3 屋形なき車の…屋形(屋根を覆い人を乗せる部分)のない牛車が予期せずやってきた。「車のあふ」は車にあうの意ではない。伊勢物語、九段「修行者あひたり」と同例。

4 あめ牛…黄牛。上等の牛として尊ばれたもの。

5 腹たかく…腹を大きくして。妊娠のさまである。

6 をとこ…ここは夫または情夫を意味する。

9 椎摘みたる…椎の実を拾って食べている様子の子供じみて不似合なことをいうか。

11 靭負の佐…衛門府の次官。従五位相当で検非違使兼職。

12 夜行…夜行は夜歩き、夜遊びなどの意。春曙抄・評釈などには夜中巡行即ち夜廻りの意とする。

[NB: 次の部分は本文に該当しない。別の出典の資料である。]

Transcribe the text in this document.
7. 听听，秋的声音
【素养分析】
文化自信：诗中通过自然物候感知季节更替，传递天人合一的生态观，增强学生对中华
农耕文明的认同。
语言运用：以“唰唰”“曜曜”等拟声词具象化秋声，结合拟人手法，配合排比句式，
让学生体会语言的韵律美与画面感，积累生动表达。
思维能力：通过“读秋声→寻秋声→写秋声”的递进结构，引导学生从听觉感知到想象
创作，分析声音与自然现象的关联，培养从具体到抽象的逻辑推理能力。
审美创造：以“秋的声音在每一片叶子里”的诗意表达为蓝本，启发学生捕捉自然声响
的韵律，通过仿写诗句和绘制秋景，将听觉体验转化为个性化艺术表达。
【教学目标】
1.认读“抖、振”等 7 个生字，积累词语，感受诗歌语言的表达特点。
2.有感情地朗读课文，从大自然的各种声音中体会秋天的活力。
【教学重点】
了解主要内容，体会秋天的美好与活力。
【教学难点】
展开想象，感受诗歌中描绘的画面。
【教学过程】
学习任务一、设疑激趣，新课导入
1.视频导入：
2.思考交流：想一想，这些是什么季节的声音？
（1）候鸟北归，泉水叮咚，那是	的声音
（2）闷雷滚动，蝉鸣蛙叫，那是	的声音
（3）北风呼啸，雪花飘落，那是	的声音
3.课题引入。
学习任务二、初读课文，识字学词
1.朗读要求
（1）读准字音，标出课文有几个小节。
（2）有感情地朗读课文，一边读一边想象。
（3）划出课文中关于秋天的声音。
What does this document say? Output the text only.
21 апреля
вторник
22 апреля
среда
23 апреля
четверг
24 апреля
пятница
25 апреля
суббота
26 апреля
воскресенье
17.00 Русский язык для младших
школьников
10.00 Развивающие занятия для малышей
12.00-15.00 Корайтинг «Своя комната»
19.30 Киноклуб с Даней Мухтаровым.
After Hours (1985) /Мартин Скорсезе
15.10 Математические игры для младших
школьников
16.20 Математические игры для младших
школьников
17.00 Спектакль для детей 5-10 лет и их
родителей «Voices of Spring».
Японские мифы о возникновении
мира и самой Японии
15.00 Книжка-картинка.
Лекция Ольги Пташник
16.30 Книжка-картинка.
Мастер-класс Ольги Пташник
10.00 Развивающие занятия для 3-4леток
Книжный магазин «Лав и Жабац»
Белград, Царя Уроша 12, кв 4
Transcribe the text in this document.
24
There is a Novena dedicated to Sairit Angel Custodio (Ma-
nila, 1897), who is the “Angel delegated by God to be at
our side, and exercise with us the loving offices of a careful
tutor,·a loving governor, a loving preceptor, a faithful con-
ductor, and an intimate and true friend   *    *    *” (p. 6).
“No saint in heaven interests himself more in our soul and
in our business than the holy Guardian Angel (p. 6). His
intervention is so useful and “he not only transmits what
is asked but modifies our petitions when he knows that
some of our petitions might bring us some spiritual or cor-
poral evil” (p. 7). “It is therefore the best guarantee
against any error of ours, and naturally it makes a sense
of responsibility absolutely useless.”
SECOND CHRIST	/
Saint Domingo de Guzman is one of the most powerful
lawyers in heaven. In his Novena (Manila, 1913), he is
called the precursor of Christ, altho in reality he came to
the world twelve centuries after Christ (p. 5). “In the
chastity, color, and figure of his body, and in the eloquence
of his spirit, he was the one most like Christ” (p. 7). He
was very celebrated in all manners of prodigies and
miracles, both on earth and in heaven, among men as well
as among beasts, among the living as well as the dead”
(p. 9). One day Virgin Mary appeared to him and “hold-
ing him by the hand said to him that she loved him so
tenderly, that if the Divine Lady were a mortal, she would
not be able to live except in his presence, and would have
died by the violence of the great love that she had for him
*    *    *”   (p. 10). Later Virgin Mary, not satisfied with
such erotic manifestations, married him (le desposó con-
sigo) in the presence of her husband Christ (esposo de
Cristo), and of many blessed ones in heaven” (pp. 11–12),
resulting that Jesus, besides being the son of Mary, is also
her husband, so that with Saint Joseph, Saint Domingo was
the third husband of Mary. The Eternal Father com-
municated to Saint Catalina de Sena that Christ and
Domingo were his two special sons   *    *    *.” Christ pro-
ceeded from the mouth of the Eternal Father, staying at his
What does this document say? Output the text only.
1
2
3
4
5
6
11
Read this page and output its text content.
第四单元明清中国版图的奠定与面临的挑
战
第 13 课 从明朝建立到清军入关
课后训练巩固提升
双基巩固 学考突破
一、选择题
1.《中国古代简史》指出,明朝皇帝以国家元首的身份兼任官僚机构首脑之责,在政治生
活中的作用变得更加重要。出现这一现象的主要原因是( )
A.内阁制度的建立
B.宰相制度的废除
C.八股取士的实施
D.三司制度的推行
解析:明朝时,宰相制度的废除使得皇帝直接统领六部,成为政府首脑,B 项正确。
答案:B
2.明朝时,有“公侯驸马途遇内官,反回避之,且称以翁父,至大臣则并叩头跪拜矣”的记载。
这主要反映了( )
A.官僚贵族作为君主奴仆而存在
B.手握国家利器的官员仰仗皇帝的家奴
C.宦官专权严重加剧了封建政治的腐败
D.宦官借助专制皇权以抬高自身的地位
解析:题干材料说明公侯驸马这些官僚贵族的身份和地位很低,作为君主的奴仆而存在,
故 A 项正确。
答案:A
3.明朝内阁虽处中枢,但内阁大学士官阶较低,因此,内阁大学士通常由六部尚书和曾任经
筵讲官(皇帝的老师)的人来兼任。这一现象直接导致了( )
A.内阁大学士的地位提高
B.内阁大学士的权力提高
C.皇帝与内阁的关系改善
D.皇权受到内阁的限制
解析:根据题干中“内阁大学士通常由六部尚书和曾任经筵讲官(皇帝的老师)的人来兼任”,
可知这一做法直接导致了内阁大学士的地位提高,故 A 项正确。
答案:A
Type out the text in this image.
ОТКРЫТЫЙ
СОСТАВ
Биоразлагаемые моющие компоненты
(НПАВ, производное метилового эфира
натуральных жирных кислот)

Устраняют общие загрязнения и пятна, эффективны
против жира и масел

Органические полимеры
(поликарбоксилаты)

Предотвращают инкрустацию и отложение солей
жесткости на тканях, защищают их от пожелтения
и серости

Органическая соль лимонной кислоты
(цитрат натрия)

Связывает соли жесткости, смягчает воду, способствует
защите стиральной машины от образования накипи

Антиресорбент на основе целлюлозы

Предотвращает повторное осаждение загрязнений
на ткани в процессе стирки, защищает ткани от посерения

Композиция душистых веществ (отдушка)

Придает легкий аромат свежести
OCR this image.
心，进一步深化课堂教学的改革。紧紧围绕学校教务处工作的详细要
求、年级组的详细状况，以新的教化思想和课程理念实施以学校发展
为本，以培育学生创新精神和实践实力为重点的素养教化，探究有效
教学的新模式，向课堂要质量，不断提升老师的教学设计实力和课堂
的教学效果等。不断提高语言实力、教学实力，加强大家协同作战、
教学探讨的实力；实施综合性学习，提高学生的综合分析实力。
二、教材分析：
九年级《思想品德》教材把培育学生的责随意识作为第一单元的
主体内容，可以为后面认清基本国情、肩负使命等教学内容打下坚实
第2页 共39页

16 「嫌疑の者やある」ととがむ…能因本には「…とたはぶれにもとがむ」とある。

17 空だきもの…あたり一帯に匂わすようにたく香をいう。

19 弾正の弼…弾正弼は弾正台(官吏の悪を正し内外の非道を糾弾し風俗を粛正する官)の次官。大小ある。

20 宮の中将…源頼定。一品式部卿為平親王の男。母左大臣源高明の女。長徳四年(九九八)権中将となる。